Real estate companies on Wednesday welcomed the Reserve Bank of India’s decisions to improve credit flow to the realty sector and boost demand. Cheering the developments, shares of DLF, Sobha, Oberoi Realty, Godrej Properties, and Brigade Enterprises rose up to 3%. In comparision, the BSE realty index rose 2%, while the 30-share benchmark Sensex gained 220 points to 55,324 levels.

In a major boost to the realty sector, the RBI on Wednesday announced policy measures to increase limits on the amount of individual housing loans offered by cooperative banks. “Taking into account the increase in housing prices since the limits were last revised and considering the customer needs, it has been decided to increase the existing limits on individual housing loans by cooperative banks,” says RBI in its monetary policy statement on Wednesday.

Accordingly, the limits for tier I and tier II urban co-operative banks (UCBs) have been revised from ₹30 lakh and ₹70 lakh to ₹60 lakh and ₹140 lakh, respectively. In case of rural cooperative banks (RCBs), the limits have been increased from ₹20 lakh to ₹50 lakh for RCBs with assessed net worth less than ₹100 crore; and from ₹30 lakh to ₹75 lakh for other RCBs.

Adding to it, the apex bank permitted rural co-operative banks (RCBs) to lend to commercial real estate, while it also allowed UCBs to offer door-step banking to their customers on par with scheduled commercial banks. “Considering the growing need for affordable housing and to realise their potential in providing credit facilities to the housing sector, it has been decided to allow StCBs and DCCBs to extend finance to Commercial Real Estate – Residential Housing (CRE-RH) within the existing aggregate housing finance limit of 5% of their total assets. A detailed circular will be issued separately,” the release noted.

Meanwhile, the central bank increased the policy repo rate (or repo rate) by 50 basis points (bps) in line with market expectations.
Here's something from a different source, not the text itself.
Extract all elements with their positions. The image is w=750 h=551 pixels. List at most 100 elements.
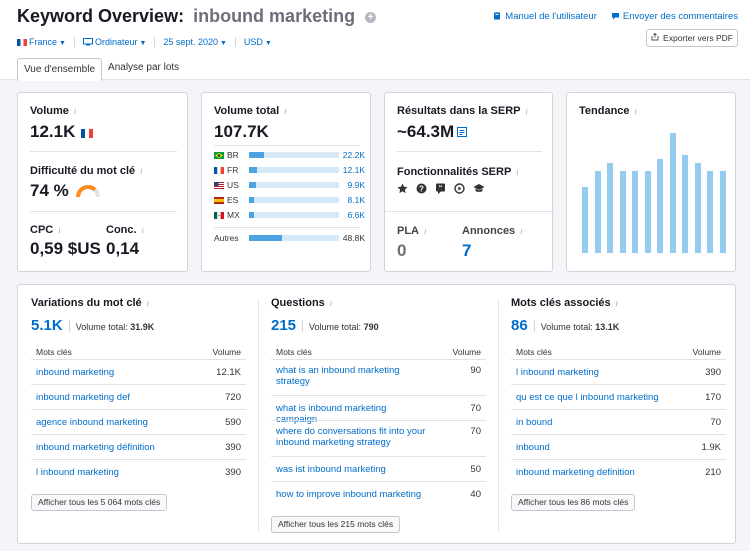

This is the second hike in the last two months after the RBI raises repo rate by 40 bps in an off-cycle policy announcement in May to ease inflationary pressure on the economy.

After the current hike, the repo rate increased by 0.9%, which is likely to push home loans and auto loans higher. Anil Rego, founder and fund manager, Right Horizons PMS, says that the floating-rate loans will get costlier while all new loans are likely to be priced higher. The equated monthly instalment (EMI) of floating rate changes with changes in the market interest rates.

“The increase in repo rate will affect all the retail floating rate loans such as home loans, car loans, gold loans or personal loans,” he says.

For instance, if you have a home loan with ₹30 lakh outstanding with a balance tenure of 20 years at 7% per annum interest, your EMI will go up by ₹1,648 from ₹23,259 to ₹24,907. For each lakh rupees of loan, you may have to dole out ₹55 extra for EMI.

Similarly for an auto loan of ₹8 lakh for a tenure of 7 years if the interest rate rises from 10% to 10.9% the corresponding increase in EMI will be ₹375 from ₹13,281 to ₹13,656.

Personal loan of ₹5 lakh with a tenure of 5 years, if the interest rate rises from 14% to 14.9% your EMI will increase by ₹235 from ₹11,634 to ₹11,869. The existing loans which are at fixed interest rate do not have any impact with the repo rate hike.